Dans une approche de « SOC augmenté », l’IA apporte tout d’abord une dimension de conseil en contextualisant les alertes complexes et en établissant des corrélations avec des menaces déjà répertoriées. « Pour lutter contre les faux positifs, l’IA donne des indications à l’analyste pour faciliter la levée de doute, explique Philippe Gillet. Et si l’attaque est avérée, l’outil lui livre des informations contextuelles pour l’aider à cerner la nature de la menace et à investiguer. »

Est-ce que ladite menace a déjà été vue ailleurs ? Pour le savoir, Gaia s’interface à des bases de connaissances sur les menaces comme LastInfosec, appartenant à Gatewatcher, ou à une plateforme de « Threat Intelligence » tierce comme celle de Mandiant. L’IA remontera, par exemple, que le malware détecté a pour origine un groupe de pirates informatiques affilié à la Russie et cible spécifiquement le secteur industriel. Elle renverra vers une analyse réalisée il y a quelques semaines par des chercheurs australiens.

Automatiser l’orchestration de la réponse

Après l’aide à la décision, l’étape suivante porte sur l’orchestration et la remédiation. Quelle série d’actions mener sur le système d’information pour contrer ou tout du moins contenir une attaque jusqu’à ce que les experts interviennent ? Dans le cas d’un malware qui a réussi a passé les filtres anti-phishing, l’IA décidera de mettre en quarantaine le mail suspect dans les 25 boîtes aux lettres où il a été signalé.

« La réponse ne peut pas être binaire mais multivectorielle et proportionnée afin d’éviter tout arrêt d’activité inopiné, tempère Philippe Gillet. Elle peut se traduire par une nouvelle règle sur le firewall, la fermeture d’un proxy voire le blocage temporaire d’un poste de travail. Si un expert technique est capable de faire des règles sur un firewall, ce n’est pas le cas de tout le personnel IT. Le recours à l’IA permet d’éviter des erreurs humaines qui seraient contreproductives. »

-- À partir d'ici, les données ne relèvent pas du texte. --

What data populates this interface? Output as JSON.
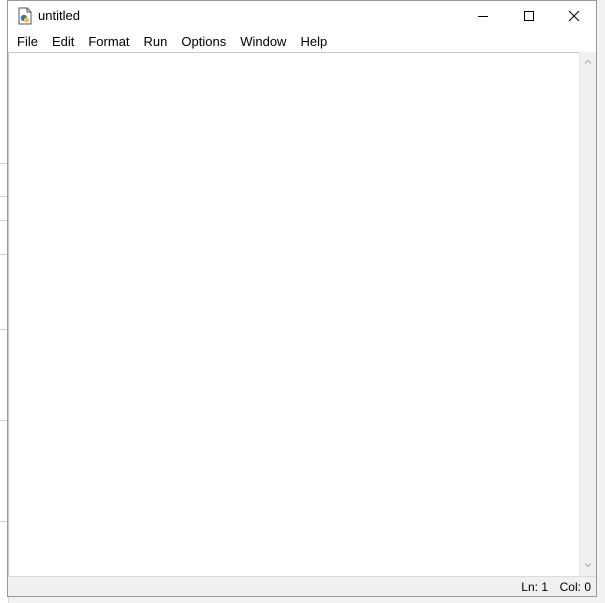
{
  "window": {
    "title": "untitled",
    "icon": "python-idle-file-icon"
  },
  "menubar": {
    "items": [
      {
        "label": "File"
      },
      {
        "label": "Edit"
      },
      {
        "label": "Format"
      },
      {
        "label": "Run"
      },
      {
        "label": "Options"
      },
      {
        "label": "Window"
      },
      {
        "label": "Help"
      }
    ]
  },
  "editor": {
    "content": ""
  },
  "statusbar": {
    "line": "Ln: 1",
    "column": "Col: 0"
  },
  "colors": {
    "window_bg": "#ffffff",
    "statusbar_bg": "#f0f0f0",
    "border": "#9a9a9a"
  }
}
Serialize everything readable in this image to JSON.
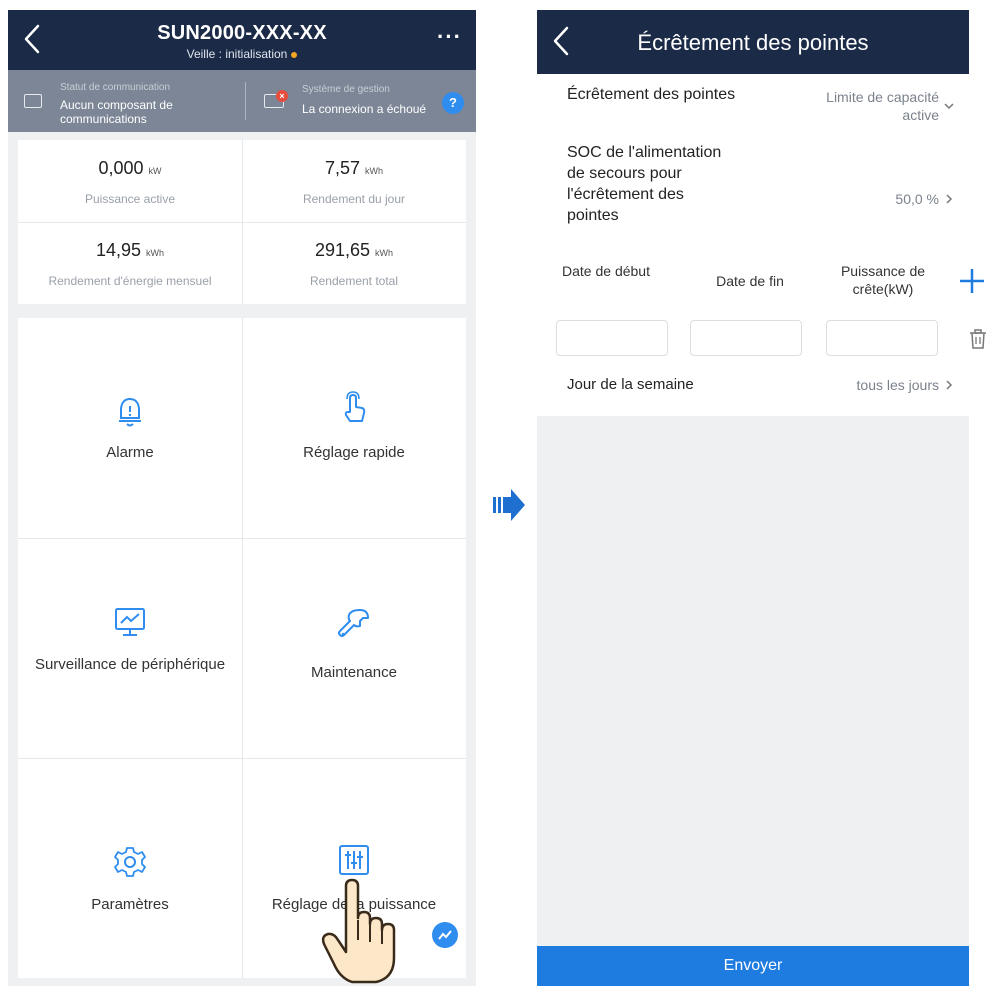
{
  "left": {
    "header": {
      "title": "SUN2000-XXX-XX",
      "subtitle": "Veille : initialisation",
      "more": "···"
    },
    "status": {
      "comm_caption": "Statut de communication",
      "comm_value": "Aucun composant de communications",
      "mgmt_caption": "Système de gestion",
      "mgmt_value": "La connexion a échoué",
      "help": "?"
    },
    "stats": [
      {
        "value": "0,000",
        "unit": "kW",
        "label": "Puissance active"
      },
      {
        "value": "7,57",
        "unit": "kWh",
        "label": "Rendement du jour"
      },
      {
        "value": "14,95",
        "unit": "kWh",
        "label": "Rendement d'énergie mensuel"
      },
      {
        "value": "291,65",
        "unit": "kWh",
        "label": "Rendement total"
      }
    ],
    "tiles": [
      {
        "label": "Alarme",
        "icon": "bell-icon"
      },
      {
        "label": "Réglage rapide",
        "icon": "touch-icon"
      },
      {
        "label": "Surveillance de périphérique",
        "icon": "monitor-icon"
      },
      {
        "label": "Maintenance",
        "icon": "wrench-icon"
      },
      {
        "label": "Paramètres",
        "icon": "gear-icon"
      },
      {
        "label": "Réglage de la puissance",
        "icon": "sliders-icon"
      }
    ]
  },
  "right": {
    "header": {
      "title": "Écrêtement des pointes"
    },
    "rows": {
      "mode_label": "Écrêtement des pointes",
      "mode_value": "Limite de capacité active",
      "soc_label": "SOC de l'alimentation de secours pour l'écrêtement des pointes",
      "soc_value": "50,0 %",
      "col_start": "Date de début",
      "col_end": "Date de fin",
      "col_power": "Puissance de crête(kW)",
      "week_label": "Jour de la semaine",
      "week_value": "tous les jours"
    },
    "submit": "Envoyer"
  },
  "colors": {
    "header_bg": "#1b2a47",
    "status_bg": "#7c8697",
    "accent_blue": "#1e7be0",
    "icon_blue": "#2f8df0"
  }
}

Jusqu’à quel point faut-il laisser la machine autonome dans la réponse ? Tout dépend du niveau de maturité de l’organisation, juge Philippe Gillet. « Dans le SOC d’une grande banque, l’IA restera cantonnée à un rôle de conseil, les experts ‘maison’ menant eux-mêmes les actions d’investigation et de remédiation. A l’inverse, l’automatisation sera bien accueillie dans le cas d’un hôpital aux ressources cyber, techniques comme humaines, particulièrement contraintes. »

Suggérer une stratégie globale de défense

Quoi qu’il en soit, l’automatisation maximale va dans le sens de l’histoire selon l’expert. Face à des menaces persistantes avancées (ATP) toujours plus nombreuses et complexes, il faut pouvoir très rapidement mettre en place les mesures qui s’imposent. Faisant le parallèle avec une plateforme qui, comme Palantir, modélise les théâtres d’opérations militaires et aide les armées à agir rapidement sur le champ de bataille, « l’IA va suggérer une stratégie globale de défense en fonction de la nature de la menace et des outils de protection existants. »

De manière plus anecdotique, Gaia va générer automatiquement les reportings et autres tableaux de bord recensant les alertes sur la semaine ou le mois écoulé. Gaia sera proposée en deux phases. Dans un premier temps, l’outil reposera à 10 % sur le grand modèle de langage (LLM) d’OpenAI, le reste étant composés modèles supervisés conçus par Gatewatcher.

Dans une phase ultérieure, Gaia sera commercialisée dans une version fermée, déconnectée du modèle d’OpenAI, pour les acteurs évoluant dans des environnements sensibles. Gatewatcher prévoit aussi de l’interfacer à différents EDR/XDR du marché comme ceux de Fortinet ou de SentinelOne.

Bien sûr, Gatewatcher n’est pas le seul éditeur spécialisé à intégrer de l’IA dans sa solution. Également présents au Forum InCyber 2024, Tehtris a présenté Cyberia eGuardian, un assistant qui qualifie et priorise les alertes et les évènements au sein d’un SOC, tandis que la startup Sekoia.io utilise l’IA générative pour donner plus de contexte dans l’interprétation des alertes.